I know I have time and I can manage to do many if not all of these things and I don't need to do them all at once and I know that plenty of people navigate their way through this and no one really knows what they're doing they just always know a little bit more than they did last year and blah blah blah everything will be okay, but knowing and believing are two different things.

So, now what? This is sort of my question with this blog, as well. I made it to help me as I start this endless life-long process of Figuring It Out, but as of yet I haven't decided how I want to use it. I promise it won't all be long rambling posts about the future and how terrified I am, but I wanted to start out with a baseline. I've probably talked to many of you about all this already, because this has been on my mind for quite a long time and I still don't have any answers. This is the state of mind in which I am entering my voyage into "Real Life". Also, if any of you have any wisdom to share that you haven't already, that would be wonderful.

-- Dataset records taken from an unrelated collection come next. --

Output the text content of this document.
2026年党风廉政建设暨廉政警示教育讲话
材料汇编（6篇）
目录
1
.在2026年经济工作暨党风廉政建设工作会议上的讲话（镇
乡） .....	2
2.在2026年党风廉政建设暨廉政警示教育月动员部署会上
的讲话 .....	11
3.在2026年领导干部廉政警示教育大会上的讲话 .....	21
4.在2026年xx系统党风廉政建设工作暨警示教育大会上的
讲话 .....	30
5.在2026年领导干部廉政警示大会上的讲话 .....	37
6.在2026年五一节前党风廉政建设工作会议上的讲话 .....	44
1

And now I must try to quiet all these things from my mind and go to sleep, because I have stayed up much too late already and tomorrow is another full day of work and then our last trip together, one of the ones I was most excited for: Yosemite.

Thursday, September 1, 2011

The First of Many (Probably)

This is something I've been thinking about doing for a while, now. Actually, ever since I got back from Australia. I really loved blogging while I was in Australia; it was a great way to organize my thoughts and share my adventures and observations with friends and family at home. In the near future my adventures will probably be somewhat less exciting than those in Australia, but I need to start thinking of what comes after being in college as a grand adventure/experience instead of THE END OF THE WORLD AND EVERYTHING AS I KNOW IT. It will make things a lot better for me and those around me in the coming months/years. So as if it were any other adventure, I am starting a blog. I probably should have done this at the beginning of the summer, when I really was going off on an adventure to the middle of the Mojave desert, but oh well. I will probably make a post about that soon, to get you all up to speed.

So, there you have it. The beginning of the chronicles of the next stage of my life. Read if you wish!